Redactioneel
Gerrit Achterberg †
Vanaf 17 januari 1962 schrijven wij dus na de dood van Gerrit Achterberg. Er is een plof, een gat, in de tijd geweest. Daarna heeft het zich weer gesloten. Maar wij schrijven nu na Achterberg.
Klinkt het overdreven, als wij het zo formuleren, alsof de dichter bijna mythische betekenis voor ons heeft?
Er was immers geen bijzondere, laat staan een intieme relatie tussen hem en ons blad.

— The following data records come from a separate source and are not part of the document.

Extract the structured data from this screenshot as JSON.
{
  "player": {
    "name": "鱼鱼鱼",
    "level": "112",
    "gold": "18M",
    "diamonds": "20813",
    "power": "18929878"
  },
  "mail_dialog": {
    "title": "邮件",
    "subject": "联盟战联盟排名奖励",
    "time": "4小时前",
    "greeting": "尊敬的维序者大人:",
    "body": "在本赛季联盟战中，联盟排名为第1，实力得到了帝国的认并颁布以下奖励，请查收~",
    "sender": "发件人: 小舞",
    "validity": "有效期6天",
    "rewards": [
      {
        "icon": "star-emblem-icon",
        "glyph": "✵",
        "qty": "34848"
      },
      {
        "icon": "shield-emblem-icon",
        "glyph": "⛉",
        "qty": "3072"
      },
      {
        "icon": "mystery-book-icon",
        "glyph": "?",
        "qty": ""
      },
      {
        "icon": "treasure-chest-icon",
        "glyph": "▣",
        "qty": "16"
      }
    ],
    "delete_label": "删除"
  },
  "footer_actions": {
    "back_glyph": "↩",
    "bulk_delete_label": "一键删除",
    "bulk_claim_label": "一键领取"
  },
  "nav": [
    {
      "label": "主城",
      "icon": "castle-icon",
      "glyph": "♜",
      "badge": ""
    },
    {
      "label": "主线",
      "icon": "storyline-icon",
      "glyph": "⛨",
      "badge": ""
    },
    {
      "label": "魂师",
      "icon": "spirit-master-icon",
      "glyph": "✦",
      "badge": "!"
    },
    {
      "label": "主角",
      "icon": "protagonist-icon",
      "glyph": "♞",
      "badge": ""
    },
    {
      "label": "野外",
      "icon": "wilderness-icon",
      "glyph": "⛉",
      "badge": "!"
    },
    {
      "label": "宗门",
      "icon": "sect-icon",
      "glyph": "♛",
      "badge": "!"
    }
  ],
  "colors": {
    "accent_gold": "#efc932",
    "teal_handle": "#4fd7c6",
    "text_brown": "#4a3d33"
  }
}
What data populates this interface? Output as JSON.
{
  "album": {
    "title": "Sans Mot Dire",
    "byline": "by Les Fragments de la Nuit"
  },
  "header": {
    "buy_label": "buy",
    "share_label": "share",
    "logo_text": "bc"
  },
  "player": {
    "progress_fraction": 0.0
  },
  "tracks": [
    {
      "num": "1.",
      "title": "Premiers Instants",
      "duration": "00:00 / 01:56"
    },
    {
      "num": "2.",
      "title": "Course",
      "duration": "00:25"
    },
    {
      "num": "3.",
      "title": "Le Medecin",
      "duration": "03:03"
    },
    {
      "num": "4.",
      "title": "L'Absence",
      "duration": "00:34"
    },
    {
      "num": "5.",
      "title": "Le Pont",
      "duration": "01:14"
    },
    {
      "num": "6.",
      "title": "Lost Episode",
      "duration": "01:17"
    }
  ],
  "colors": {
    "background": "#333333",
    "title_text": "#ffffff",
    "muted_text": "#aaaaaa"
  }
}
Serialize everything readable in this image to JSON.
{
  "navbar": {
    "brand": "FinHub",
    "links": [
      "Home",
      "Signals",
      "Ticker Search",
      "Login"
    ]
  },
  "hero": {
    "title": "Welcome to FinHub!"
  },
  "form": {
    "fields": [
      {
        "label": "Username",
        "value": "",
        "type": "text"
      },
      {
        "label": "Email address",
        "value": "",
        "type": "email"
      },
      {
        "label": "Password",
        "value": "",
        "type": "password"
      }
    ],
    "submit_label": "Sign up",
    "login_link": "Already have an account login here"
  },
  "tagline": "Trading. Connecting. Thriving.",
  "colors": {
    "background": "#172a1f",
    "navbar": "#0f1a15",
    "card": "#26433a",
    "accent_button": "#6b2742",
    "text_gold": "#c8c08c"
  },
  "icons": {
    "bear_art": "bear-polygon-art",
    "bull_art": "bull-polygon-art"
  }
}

Wel was Achterberg, zoals dat heet, uit de groep rondom Opwaartse Wegen voortgekomen, maar hij was ook daaruit wèggekomen. Rijnsdorp heeft in een artikel in De Rotterdammer nog herinnerd aan een contact met Achterberg bij de oprichting van het contact van Protestants Christelijke Auteurs. Achterberg heeft toen te kennen gegeven dat hij er geheel achter stond, maar tot waarneembare consequenties heeft dat niet geleid. De adhesiebetuiging was een verrassing en het andere was te voorzien.
Achterberg was specialist in onze literatuur. Schoolkinderen weten dat zelfs. Hij bedreef een specialisme dat de simpelste bewoordingen in zijn verzen, getuige de laatste bundel Vergeetboek, iets ongrijpbaars geeft.
De specialist heeft zijn eigen opgave, leeft in zijn eigen rondte, die uit het vlak van het gewone leven - en alles wordt gewoon in verhouding tot de speciale opgave - definitief uitgesneden is. Lof voor het specialisme houdt tegelijk een beperking in, alsof men zeggen wou; het kàn ook onder die omstandigheden.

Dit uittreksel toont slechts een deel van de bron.